AsylG 2005 §3 Abs4
AsylG 2005 §3 Abs5
AsylG 2005 §34 Abs2
B-VG Art. 133 Abs4
European Case Law Identifier: ECLI:AT:BVWG:2019:W210.2193407.1.00
Spruch:
IM NAMEN DER REPUBLIK!
Das Bundesverwaltungsgericht erkennt durch die Richterin Dr. Anke SEMBACHER über die Beschwerde der mj. XXXX , geboren am XXXX , Staatsangehörigkeit Afghanistan, gesetzlich vertreten durch ihre Mutter XXXX , gegen den Bescheid des Bundesamtes für Fremdenwesen und Asyl vom XXXX , Zl. XXXX , nach Durchführung einer mündlichen Verhandlung am 12.02.2019 und 17.04.2019 zu Recht:
A)
I. Der Beschwerde wird stattgegeben und XXXX gemäß § 3 Abs. 1 und 4 iVm § 34 Abs. 2 AsylG 2005 der Status der Asylberechtigten zuerkannt.

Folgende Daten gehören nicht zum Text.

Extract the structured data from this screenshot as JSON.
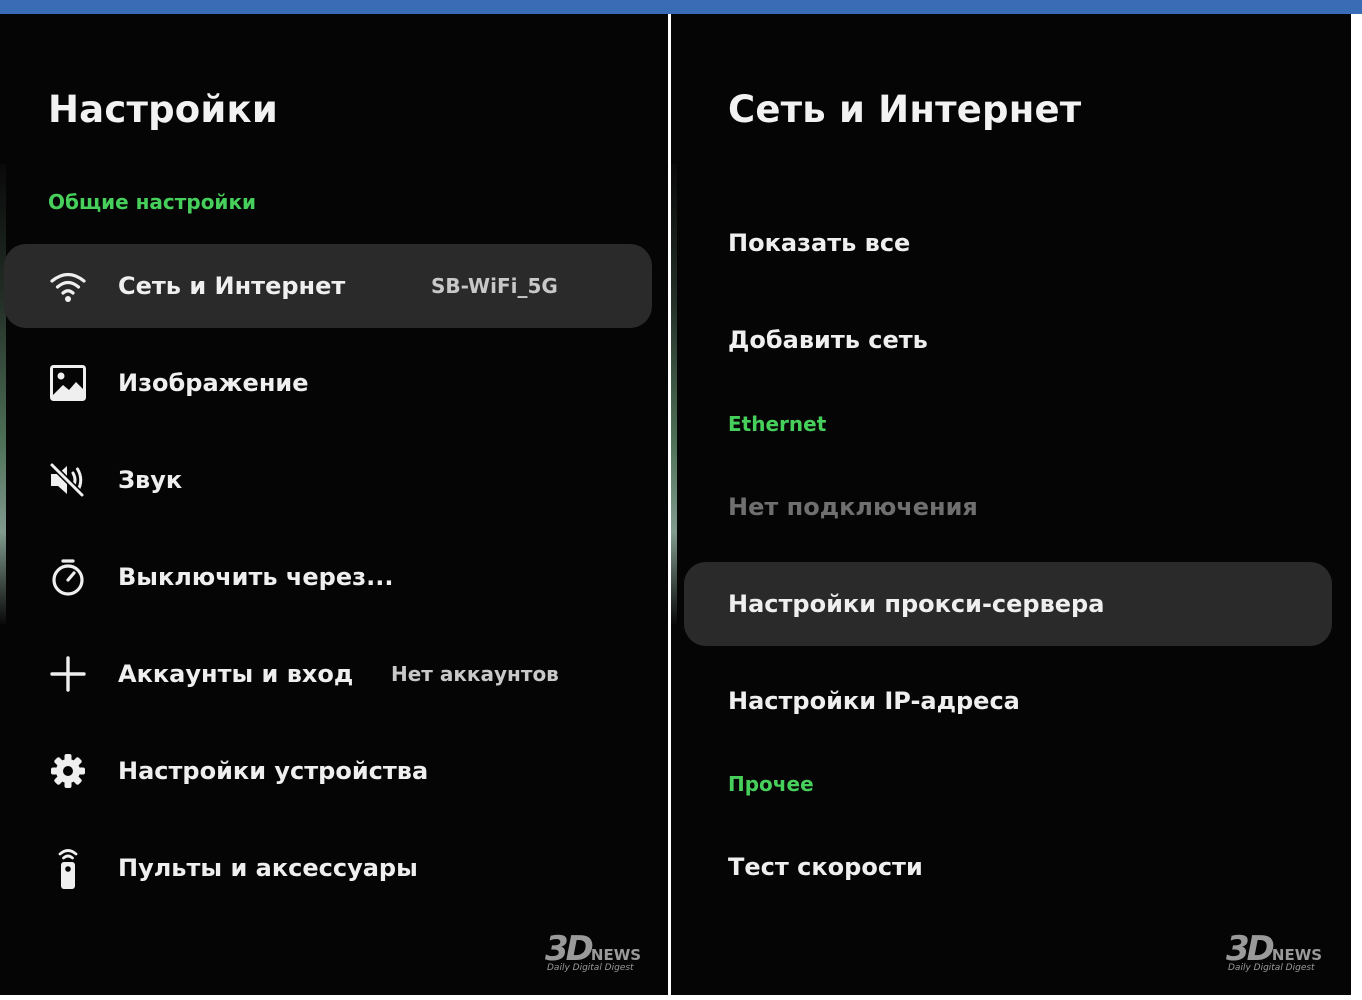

II. Gemäß § 3 Abs. 5 AsylG 2005 wird festgestellt, dass XXXX damit kraft Gesetzes die Flüchtlingseigenschaft zukommt.
B)
Die Revision ist gemäß Art. 133 Abs. 4 B-VG nicht zulässig.
ENTSCHEIDUNGSGRÜNDE:
I. Verfahrensgang
1. Die minderjährige (mj.) Beschwerdeführerin reiste gemeinsam mit ihren Eltern XXXX (W210 2193408-1) und XXXX (W210 2193406-1) in das österreichische Bundesgebiet ein und stellte am 01.08.2015, gesetzlich vertreten durch ihre Mutter, einen Antrag auf internationalen Schutz.

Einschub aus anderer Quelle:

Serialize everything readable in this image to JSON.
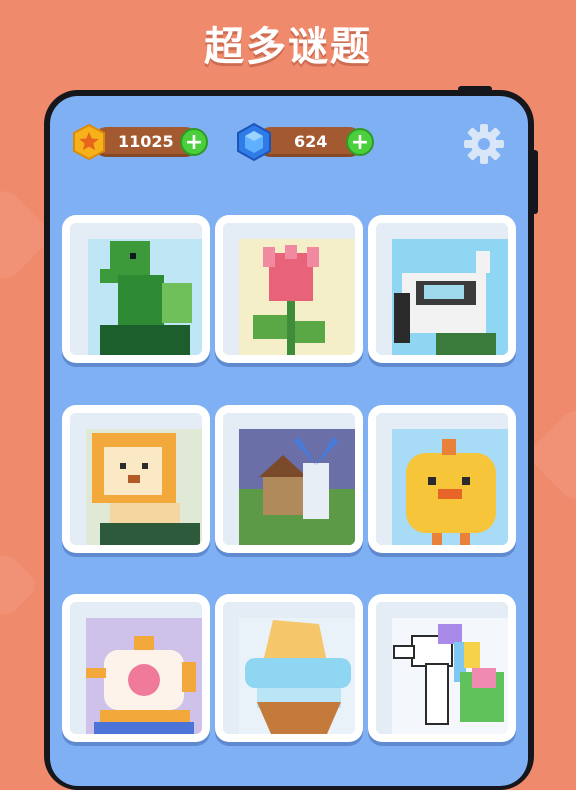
{
  "headline": "超多谜题",
  "resources": {
    "coins": "11025",
    "gems": "624"
  },
  "icons": {
    "coin": "star-badge-icon",
    "gem": "blue-gem-icon",
    "add": "plus-icon",
    "settings": "gear-icon"
  },
  "puzzles": [
    {
      "subject": "green dinosaur"
    },
    {
      "subject": "pink tulip"
    },
    {
      "subject": "astronaut helmet"
    },
    {
      "subject": "lion cub"
    },
    {
      "subject": "windmill house"
    },
    {
      "subject": "yellow chick"
    },
    {
      "subject": "teapot with rose"
    },
    {
      "subject": "cupcake"
    },
    {
      "subject": "rainbow unicorn"
    }
  ],
  "colors": {
    "background": "#f08a6c",
    "screen": "#7fb0f4",
    "pill": "#a45a31",
    "plus": "#4ccf3c"
  }
}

2. Mit dem gegenständlich angefochtenen Bescheid wurde der Antrag der mj. Beschwerdeführerin auf internationalen Schutz sowohl bezüglich der Zuerkennung des Status der Asylberechtigten (Spruchpunkt I.) als auch bezüglich der Zuerkennung des Status der subsidiär Schutzberechtigten in Bezug auf den Herkunftsstaat Afghanistan (Spruchpunkt II.) abgewiesen. Ein Aufenthaltstitel aus berücksichtigungswürdigen Gründen wurde der mj. Beschwerdeführerin nicht erteilt (Spruchpunkt III) und gegen die mj. Beschwerdeführerin eine Rückkehrentscheidung erlassen (Spruchpunkt IV.). Es wurde festgestellt, dass die Abschiebung der mj. Beschwerdeführerin nach Afghanistan zulässig sei (Spruchpunkt V.) und ausgesprochen, dass die Frist für die freiwillige Ausreise 14 Tage ab Rechtskraft der Rückkehrentscheidung betrage (Spruchpunkt VI.).

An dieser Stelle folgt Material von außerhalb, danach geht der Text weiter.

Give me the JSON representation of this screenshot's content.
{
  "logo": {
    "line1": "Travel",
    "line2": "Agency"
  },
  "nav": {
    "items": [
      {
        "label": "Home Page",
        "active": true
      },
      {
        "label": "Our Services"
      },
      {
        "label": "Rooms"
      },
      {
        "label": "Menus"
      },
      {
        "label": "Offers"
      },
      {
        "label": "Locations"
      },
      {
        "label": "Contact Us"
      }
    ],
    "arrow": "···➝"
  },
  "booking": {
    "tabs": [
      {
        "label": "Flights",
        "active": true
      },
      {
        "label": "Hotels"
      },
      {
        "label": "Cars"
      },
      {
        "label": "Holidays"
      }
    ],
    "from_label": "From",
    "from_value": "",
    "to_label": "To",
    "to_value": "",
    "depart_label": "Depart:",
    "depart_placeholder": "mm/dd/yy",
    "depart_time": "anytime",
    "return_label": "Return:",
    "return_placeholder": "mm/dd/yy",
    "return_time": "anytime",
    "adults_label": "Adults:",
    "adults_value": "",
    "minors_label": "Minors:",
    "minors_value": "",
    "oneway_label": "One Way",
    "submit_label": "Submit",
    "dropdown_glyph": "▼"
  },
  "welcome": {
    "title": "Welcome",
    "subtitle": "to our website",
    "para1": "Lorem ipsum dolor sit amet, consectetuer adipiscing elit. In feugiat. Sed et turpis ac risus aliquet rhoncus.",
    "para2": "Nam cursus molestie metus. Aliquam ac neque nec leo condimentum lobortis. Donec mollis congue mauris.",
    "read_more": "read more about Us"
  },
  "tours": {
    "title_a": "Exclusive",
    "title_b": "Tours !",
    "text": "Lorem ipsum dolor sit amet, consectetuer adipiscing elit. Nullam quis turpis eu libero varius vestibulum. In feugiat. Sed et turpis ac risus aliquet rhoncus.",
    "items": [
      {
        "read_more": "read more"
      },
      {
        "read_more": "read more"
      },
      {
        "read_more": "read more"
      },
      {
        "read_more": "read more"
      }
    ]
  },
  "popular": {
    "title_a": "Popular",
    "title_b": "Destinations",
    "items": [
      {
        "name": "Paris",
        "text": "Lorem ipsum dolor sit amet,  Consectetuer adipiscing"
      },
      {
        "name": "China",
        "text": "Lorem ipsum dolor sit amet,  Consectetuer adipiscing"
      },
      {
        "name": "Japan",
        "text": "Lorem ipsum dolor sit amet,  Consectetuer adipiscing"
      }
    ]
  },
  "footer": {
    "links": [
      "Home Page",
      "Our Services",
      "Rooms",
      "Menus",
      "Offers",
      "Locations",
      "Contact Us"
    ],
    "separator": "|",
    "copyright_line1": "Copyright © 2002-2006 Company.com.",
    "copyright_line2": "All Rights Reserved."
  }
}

3. Gegen diesen Bescheid erhob die mj. Beschwerdeführerin, gesetzlich vertreten durch ihre Mutter, diese damals vertreten durch einen amtswegig beigegebenen Rechtsberater, vollinhaltliche Beschwerde.
Die belangte Behörde legte die Beschwerde und den Akt des Verwaltungsverfahrens dem Bundesverwaltungsgericht zur Entscheidung vor.
4. Nach Durchführung einer mündlichen Verhandlung am 12.02.2019 und 17.04.2019 wurde der Beschwerde der Mutter der mj.
Beschwerdeführerin mit Erkenntnis des Bundesverwaltungsgerichts vom heutigen Tage, GZ: W210 2193408-1/39E, stattgegeben und ihr gemäß § 3 Abs. 1 und 4 AsylG 2005 der Status der Asylberechtigten zuerkannt sowie gemäß § 3 Abs. 5 AsylG 2005 festgestellt, dass ihr damit kraft Gesetzes die Flüchtlingseigenschaft zukommt.
II. Das Bundesverwaltungsgericht hat erwogen:
1. Feststellungen:
Die Beschwerdeführerin ist am XXXX im Iran geboren, ist somit im Entscheidungszeitpunkt minderjährig, führt den im Spruch angeführten Namen und ist Staatsangehörige Afghanistans.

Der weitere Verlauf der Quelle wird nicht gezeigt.